L’Istat lascia senza parole i gufi: mezzo milione di occupati in più nel 2023. Senza rdc il lavoro vola

13 Mar 2024 13:36 - di Federica Argento
Istat lavoro

Altri dati giungono a lasciare senza parole sinistra, gufi e tifosi anti-italiani. Il lavoro aumenta, la dispoccupazione cala. Lo certifica l’Istat. Nel 2023 è proseguita la crescita, già registrata nei due anni precedenti, del numero di occupati nel nostro Paese, con un aumento di 481mila unità, pari a un +2,1% in un anno. Scendendo nel dettaglio, l’Istituto nazionale di statistica rileva che il tasso di occupazione nella fascia 15-64 anni è salito al 61,5% (+1,3%) mentre il tasso di disoccupazione è sceso al 7,7% (-0,4 punti percentuali). In termini assoluti, quindi, i disoccupati calano sotto quota 2 milioni, a 1 milione 947mila, facendo registrare un meno 81mila unità. I dati premiano la stabilità e le misure poste in essere dal governo Meloni pur in una fase congiunturale complicata.

Lavoro, IV trimestre 2023 record: i dati Istat

Il trend è confortante. Entrando nello specifico, nel quarto trimestre 2023 le cose sono andate particolarmente bene. L’input di lavoro, misurato dalle ore lavorate, è aumentato dello 0,8% rispetto al trimestre precedente; e del 2,4% rispetto al quarto trimestre 2022. Nello stesso periodo il Pil ha registrato una crescita sia in termini congiunturali (+0,2%) sia in termini tendenziali (+0,6%). Nel quarto trimestre 2023, gli occupati aumentano in termini congiunturali di 144 mila unità (+0,6% rispetto al terzo trimestre 2023);  a seguito della crescita dei dipendenti a tempo indeterminato (+145 mila, +0,9%) e della sostanziale stabilità dei dipendenti a termine e degli indipendenti; in calo sia il numero di disoccupati (-36 mila, -1,8% in tre mesi) sia quello degli inattivi di 15-64 anni (-102 mila, -0,8%). I tassi presentano una dinamica simile: quello di occupazione sale al 61,9% (+0,4 punti), quello di disoccupazione scende al 7,4% (-0,2 punti); e il tasso di inattività 15-64 anni cala al 33,1% (-0,3 punti).
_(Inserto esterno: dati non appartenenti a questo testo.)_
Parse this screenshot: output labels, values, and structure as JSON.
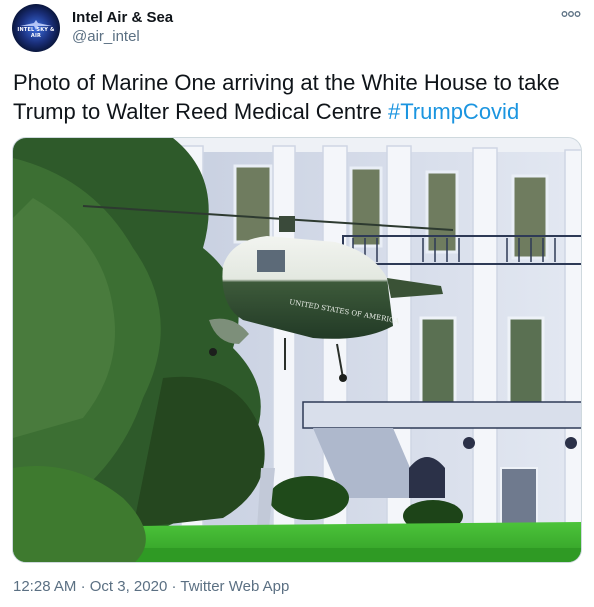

Lavoro, Istat: quasi mezzo milione in più di lavoratori nel 2023

L’occupazione, nel quarto trimestre 2023, cresce anche in termini tendenziali (+533 mila, +2,3% in un anno), coinvolgendo i dipendenti a tempo indeterminato (+3,3%) e gli indipendenti (+1,3%), ma non i dipendenti a termine che diminuiscono (-1,4%); prosegue il calo dei disoccupati (-65 mila in un anno, -3,2%) e quello degli inattivi tra i 15 e i 64 anni (-496 mila, -3,9%). Tale dinamica si riflette nella crescita del tasso di occupazione (+1,4 punti rispetto al quarto trimestre 2022) e nella diminuzione dei tassi di disoccupazione e di inattività (-0,4 e -1,2 punti, rispettivamente). L’aumento complessivo dei numeri dell’occupazione si deve soprattutto allo sprint del  quarto trimestre dell’anno scorso. Al di là del confronto anno su anno (+533mila persone, +2,3%) il dato cresce anche rispetto al trimestre precedente, di 144mila unità (+0,6%).

Il lavoro e le imprese

Dal lato delle imprese, in termini congiunturali le posizioni lavorative dipendenti crescono registrando un aumento pari allo 0,6%: incremento che caratterizza in egual misura la componente a tempo pieno e quella a tempo parziale. Anche in termini tendenziali si osserva una crescita significativa delle posizioni dipendenti, pari a 3% nel totale: lievemente superiore nella componente full time (+3,1%) rispetto ai part time (+2,6%). Le ore lavorate per dipendente aumentano in termini congiunturali (+0,6%) e, più intensamente, in termini tendenziali (+1,6%); aumenta il ricorso alla cassa integrazione (8,3 ore ogni mille ore lavorate). Il tasso dei posti vacanti cresce di 0,1 punti nel confronto congiunturale, restando invariato in quello tendenziale. Su base congiunturale, il costo del lavoro per Unità di lavoro equivalente a tempo pieno (Ula) aumenta dello 0,7%, quale risultato della crescita delle retribuzioni (+0,6%) e, in misura più sostenuta, degli oneri sociali (+1,2%); in termini tendenziali, l’aumento del costo del lavoro è più intenso, la crescita è del 3,4%, lievemente inferiore nella componente retributiva (+3,3%) rispetto agli oneri sociali (+3,6%), prosegue l’Istat.